The job status can be shown using

SHOW JOBS

This gives something like

+--------+----------------------+------------+------------+------------+
| Job Id | Command              | Status     | Start Time | Stop Time  |
+--------+----------------------+------------+------------+------------+
| 12     | "REBUILD_EDGE_INDEX" | "QUEUE"    | 0          | 0          |
+--------+----------------------+------------+------------+------------+
| 11     | "REBUILD_TAG_INDEX"  | "RUNNING"  | 1611874688 | 0          |
+--------+----------------------+------------+------------+------------+

The reason appears to be what's buried in the Job statements FAQ:

The SUBMIT JOB operations use the HTTP port. Please check if the HTTP ports on the machines where the Storage Service is running are working well. You can use the following command to debug.

$ curl "http://{storaged-ip}:12000/admin?space={test}&op=compact"

Now this is similar to what the health checks in the Docker Compose file are doing, however as of now, all of them show Up 4 minutes (unhealthy).

Exec'ing into e.g. the graphd0 container

$ docker-compose exec graphd0 bash

However, curl http://storaged0:12000 gives

curl: (7) Failed connect to storaged0:12000; Connection refused

which appears to explain why the services are unhealthy (and consequently why the jobs aren't processed).

Running SHOW HOSTS listed the old, IP-based host assignments as members of the cluster. After changing the identifications of the nodes, they assumed to be in a six-node cluster, out of which three nodes didn't exist. Since the original nodes held the partitions for the graph space, the new nodes wouldn't "own" them and thus all commands would fail.

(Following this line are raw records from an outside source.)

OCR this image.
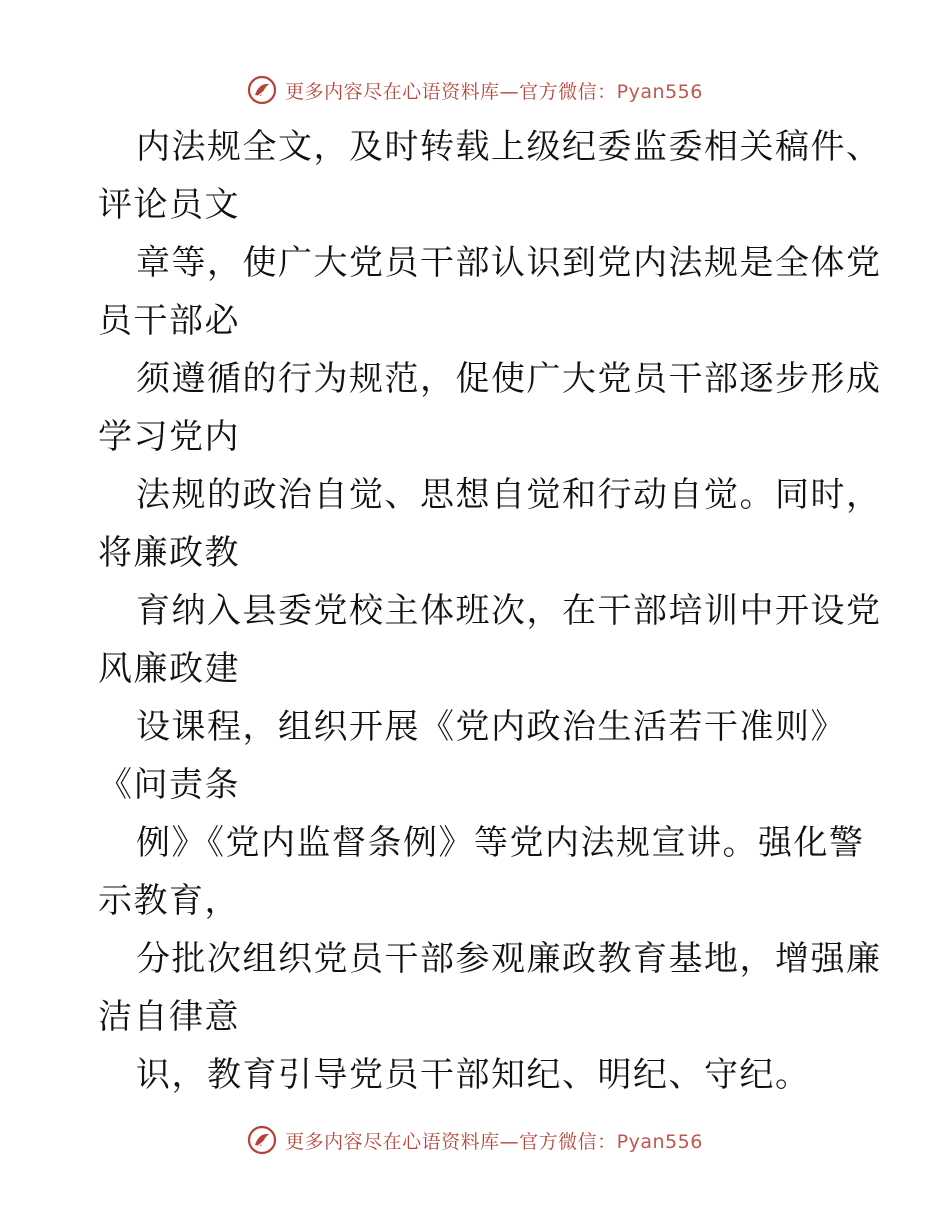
更多内容尽在心语资料库—官方微信：Pyan556
内法规全文，及时转载上级纪委监委相关稿件、
评论员文
章等，使广大党员干部认识到党内法规是全体党
员干部必
须遵循的行为规范，促使广大党员干部逐步形成
学习党内
法规的政治自觉、思想自觉和行动自觉。同时，
将廉政教
育纳入县委党校主体班次，在干部培训中开设党
风廉政建
设课程，组织开展《党内政治生活若干准则》
《问责条
例》《党内监督条例》等党内法规宣讲。强化警
示教育，
分批次组织党员干部参观廉政教育基地，增强廉
洁自律意
识，教育引导党员干部知纪、明纪、守纪。
更多内容尽在心语资料库—官方微信：Pyan556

Interestingly, no operation was found to remove nodes from the cluster. Tearing down the entire setup and starting from scratch did the trick.

Lesson learned

In order to run MATCH (p:person) RETURN p, we need to

  • CREATE TAG INDEX person_index ON person()
  • REBUILD TAG INDEX person_index()

This also allows MATCH (p:person) -[:like]-> (p2:person) RETURN p, p2.